SZAKALY v SMITH, 2024 ABCA 171
HO JA
12.61: Appeal from Provincial Court order to Court of Queen’s Bench
12.71: Appeal from decision of Court of Queen’s Bench sitting as appeal court
14.5: Appeals only with permission
Case Summary
The Applicant sought permission under Rule 14.5 to Appeal an Order issued by a Court of King’s Bench Justice sitting as an Appeal Court under section 9(1) of the Court of Justice Family Law Procedure Regulation and Rule 12.61. This Order allowed the Respondent to relocate with their two children from Alberta to British Columbia. The Applicant argued that the King's Bench Justice made errors of law in their decision.
Rule 12.71 provides no Appeal lies to the Court of Appeal from a decision of the Court of King’s Bench sitting as an Appeal Court for decisions made under the Family Law Act except on a question of law or jurisdiction, or both, with permission of a Judge of the Court of Appeal.

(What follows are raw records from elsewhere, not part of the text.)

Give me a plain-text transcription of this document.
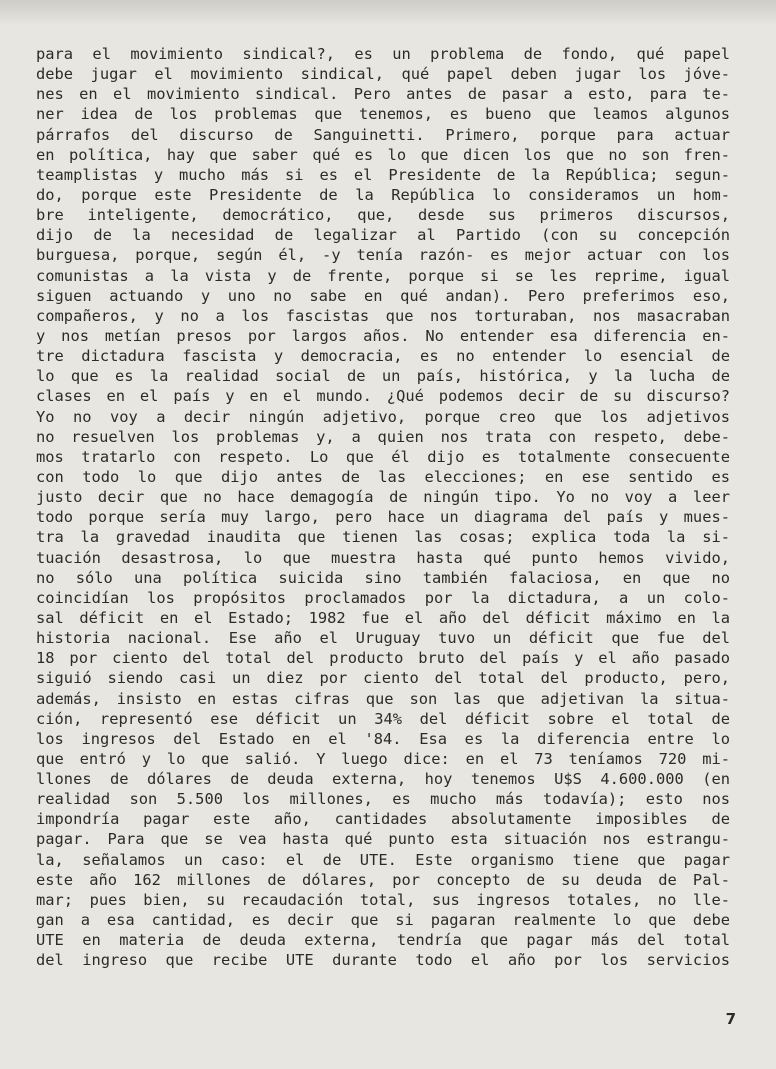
para el movimiento sindical?, es un problema de fondo, qué papel
debe jugar el movimiento sindical, qué papel deben jugar los jóve-
nes en el movimiento sindical. Pero antes de pasar a esto, para te-
ner idea de los problemas que tenemos, es bueno que leamos algunos
párrafos del discurso de Sanguinetti. Primero, porque para actuar
en política, hay que saber qué es lo que dicen los que no son fren-
teamplistas y mucho más si es el Presidente de la República; segun-
do, porque este Presidente de la República lo consideramos un hom-
bre inteligente, democrático, que, desde sus primeros discursos,
dijo de la necesidad de legalizar al Partido (con su concepción
burguesa, porque, según él, -y tenía razón- es mejor actuar con los
comunistas a la vista y de frente, porque si se les reprime, igual
siguen actuando y uno no sabe en qué andan). Pero preferimos eso,
compañeros, y no a los fascistas que nos torturaban, nos masacraban
y nos metían presos por largos años. No entender esa diferencia en-
tre dictadura fascista y democracia, es no entender lo esencial de
lo que es la realidad social de un país, histórica, y la lucha de
clases en el país y en el mundo. ¿Qué podemos decir de su discurso?
Yo no voy a decir ningún adjetivo, porque creo que los adjetivos
no resuelven los problemas y, a quien nos trata con respeto, debe-
mos tratarlo con respeto. Lo que él dijo es totalmente consecuente
con todo lo que dijo antes de las elecciones; en ese sentido es
justo decir que no hace demagogía de ningún tipo. Yo no voy a leer
todo porque sería muy largo, pero hace un diagrama del país y mues-
tra la gravedad inaudita que tienen las cosas; explica toda la si-
tuación desastrosa, lo que muestra hasta qué punto hemos vivido,
no sólo una política suicida sino también falaciosa, en que no
coincidían los propósitos proclamados por la dictadura, a un colo-
sal déficit en el Estado; 1982 fue el año del déficit máximo en la
historia nacional. Ese año el Uruguay tuvo un déficit que fue del
18 por ciento del total del producto bruto del país y el año pasado
siguió siendo casi un diez por ciento del total del producto, pero,
además, insisto en estas cifras que son las que adjetivan la situa-
ción, representó ese déficit un 34% del déficit sobre el total de
los ingresos del Estado en el '84. Esa es la diferencia entre lo
que entró y lo que salió. Y luego dice: en el 73 teníamos 720 mi-
llones de dólares de deuda externa, hoy tenemos U$S 4.600.000 (en
realidad son 5.500 los millones, es mucho más todavía); esto nos
impondría pagar este año, cantidades absolutamente imposibles de
pagar. Para que se vea hasta qué punto esta situación nos estrangu-
la, señalamos un caso: el de UTE. Este organismo tiene que pagar
este año 162 millones de dólares, por concepto de su deuda de Pal-
mar; pues bien, su recaudación total, sus ingresos totales, no lle-
gan a esa cantidad, es decir que si pagaran realmente lo que debe
UTE en materia de deuda externa, tendría que pagar más del total
del ingreso que recibe UTE durante todo el año por los servicios
7
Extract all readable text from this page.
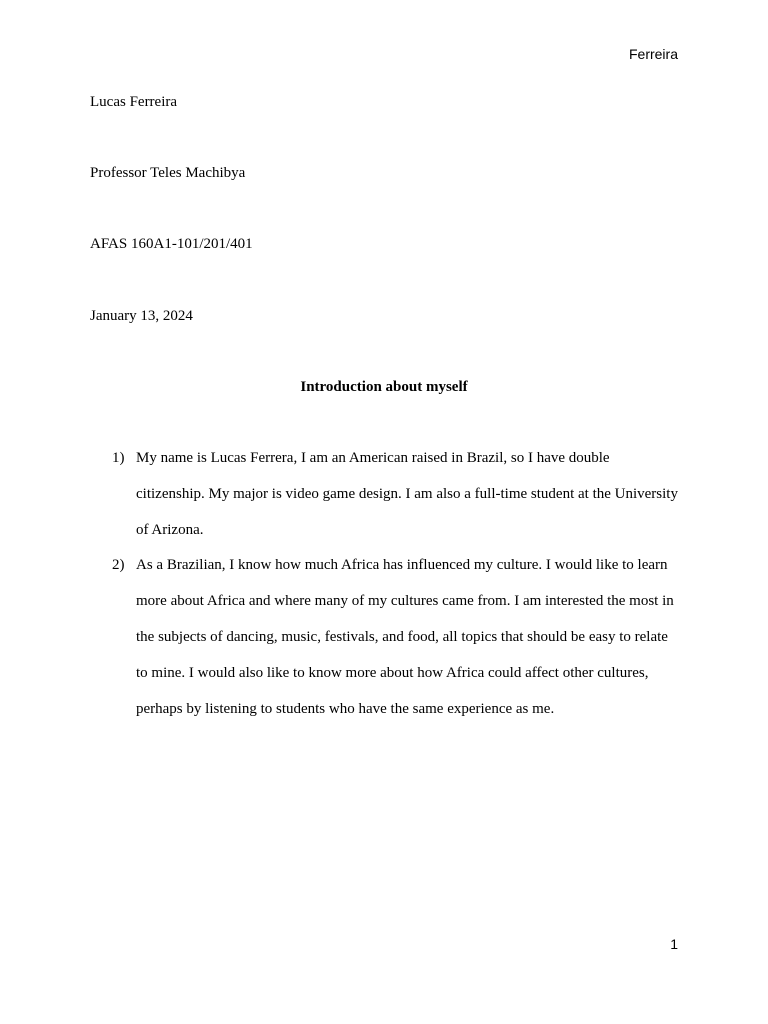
Ferreira
Lucas Ferreira
Professor Teles Machibya
AFAS 160A1-101/201/401
January 13, 2024
Introduction about myself
1) My name is Lucas Ferrera, I am an American raised in Brazil, so I have double citizenship. My major is video game design. I am also a full-time student at the University of Arizona.
2) As a Brazilian, I know how much Africa has influenced my culture. I would like to learn more about Africa and where many of my cultures came from. I am interested the most in the subjects of dancing, music, festivals, and food, all topics that should be easy to relate to mine. I would also like to know more about how Africa could affect other cultures, perhaps by listening to students who have the same experience as me.
1
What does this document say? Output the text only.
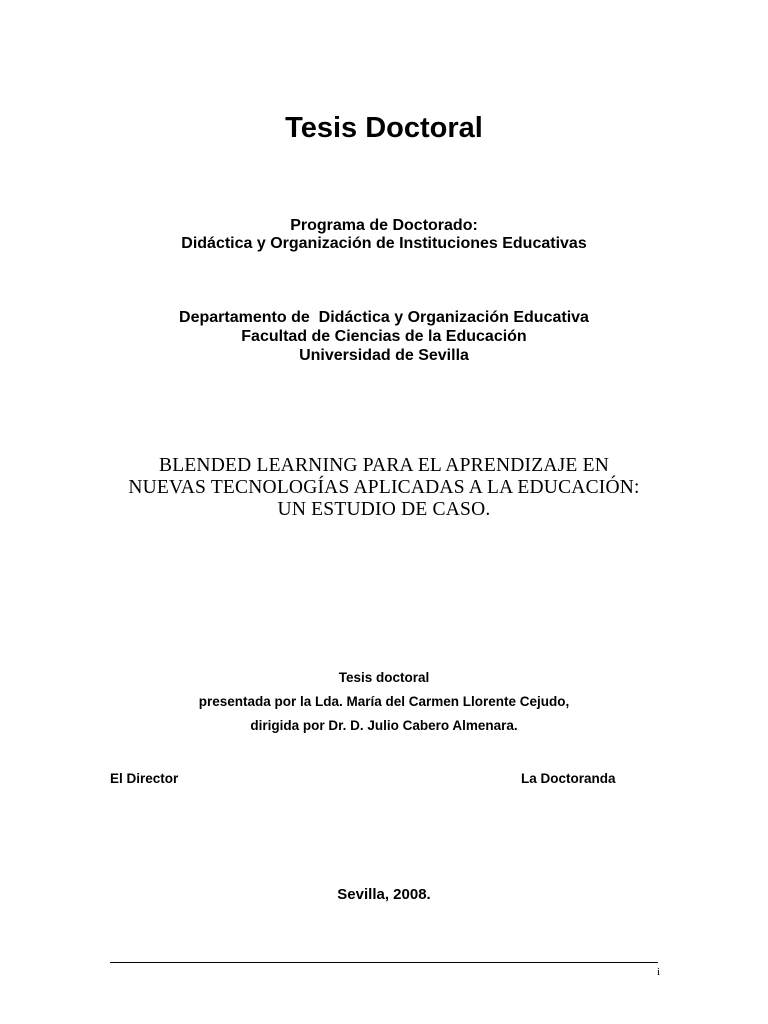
Tesis Doctoral
Programa de Doctorado:
Didáctica y Organización de Instituciones Educativas
Departamento de  Didáctica y Organización Educativa
Facultad de Ciencias de la Educación
Universidad de Sevilla
BLENDED LEARNING PARA EL APRENDIZAJE EN
NUEVAS TECNOLOGÍAS APLICADAS A LA EDUCACIÓN:
UN ESTUDIO DE CASO.
Tesis doctoral
presentada por la Lda. María del Carmen Llorente Cejudo,
dirigida por Dr. D. Julio Cabero Almenara.
El Director	La Doctoranda
Sevilla, 2008.
i
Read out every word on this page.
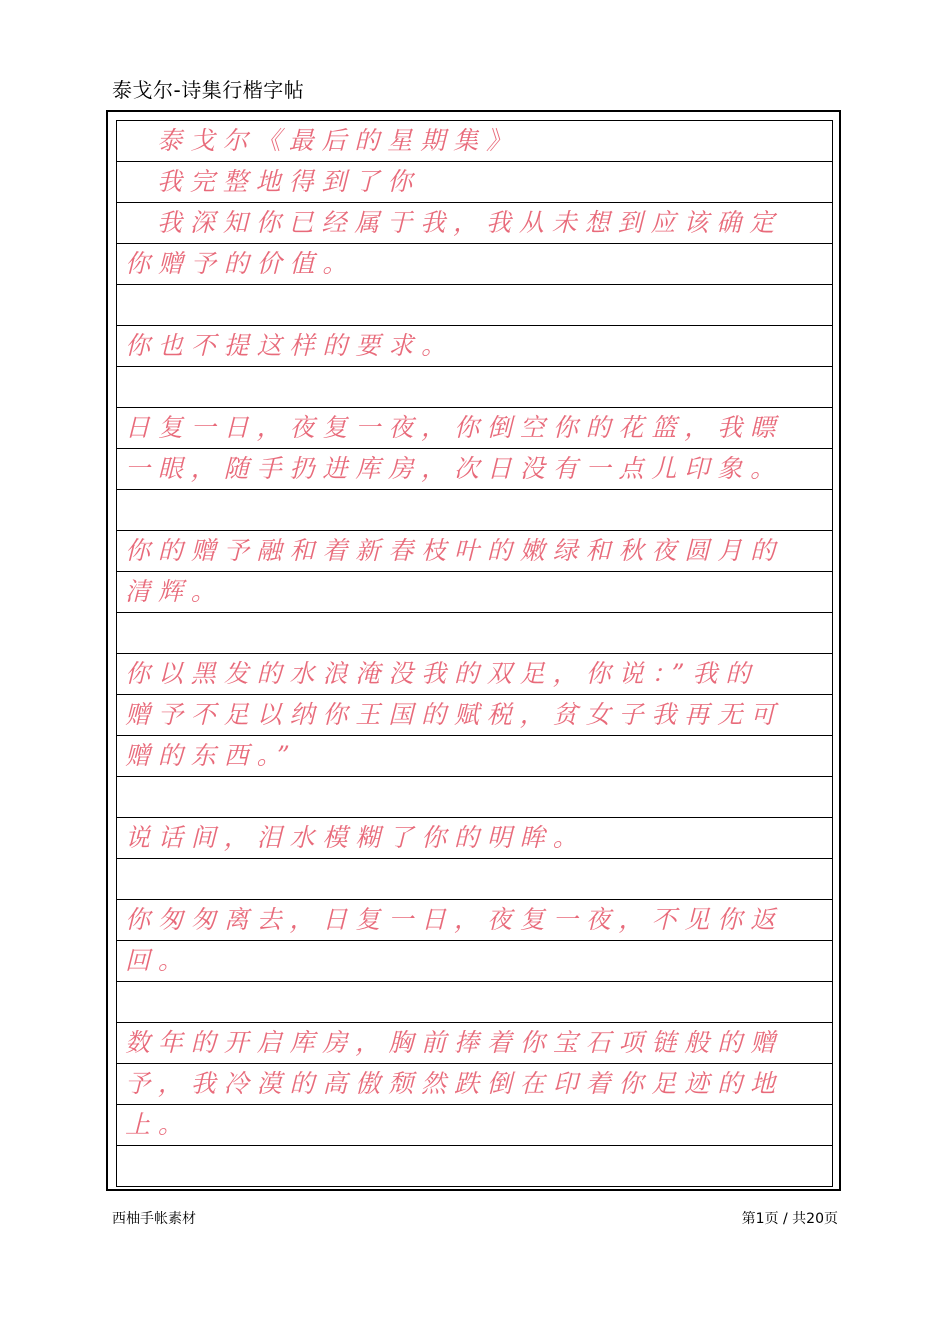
泰戈尔-诗集行楷字帖
泰戈尔《最后的星期集》
我完整地得到了你
我深知你已经属于我，我从未想到应该确定
你赠予的价值。
你也不提这样的要求。
日复一日，夜复一夜，你倒空你的花篮，我瞟
一眼，随手扔进库房，次日没有一点儿印象。
你的赠予融和着新春枝叶的嫩绿和秋夜圆月的
清辉。
你以黑发的水浪淹没我的双足，你说：”我的
赠予不足以纳你王国的赋税，贫女子我再无可
赠的东西。”
说话间，泪水模糊了你的明眸。
你匆匆离去，日复一日，夜复一夜，不见你返
回。
数年的开启库房，胸前捧着你宝石项链般的赠
予，我冷漠的高傲颓然跌倒在印着你足迹的地
上。
西柚手帐素材	第1页 / 共20页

The Applicant bore the burden of establishing that: (i) there is an important question of law or precedent; (ii) there is a reasonable chance of success on Appeal; and (iii) the delay will not unduly hinder the progress of the Action or cause undue prejudice. The Court concluded that none of the Applicant’s proposed questions met the test for Permission to Appeal.
The Court noted that the King's Bench Justice had correctly applied the law regarding the burden of proof and had adequately considered all necessary factors in the best interests analysis. Furthermore, Justice Ho agreed with the King's Bench Justice's view on the limited utility of appealing interim Orders and emphasized the importance of moving towards a final hearing rather than prolonging litigation through Appeals. The Court agreed that there was no question that mobility Applications pose different challenges for litigants and Courts than other family law Applications, but it was apparent the King’s Bench Justice was alive to future arguments about the status quo when they urged the Applicant to move towards a final hearing as quickly as possible, rather than appealing an Interim Order. Justice Ho shared the view that it was in the parties’ and childrens’ interest to move towards a final hearing, and was concerned that an Appeal of the interim Order would unduly hinder progress of the matter.
Therefore, the Application for permission to Appeal was dismissed.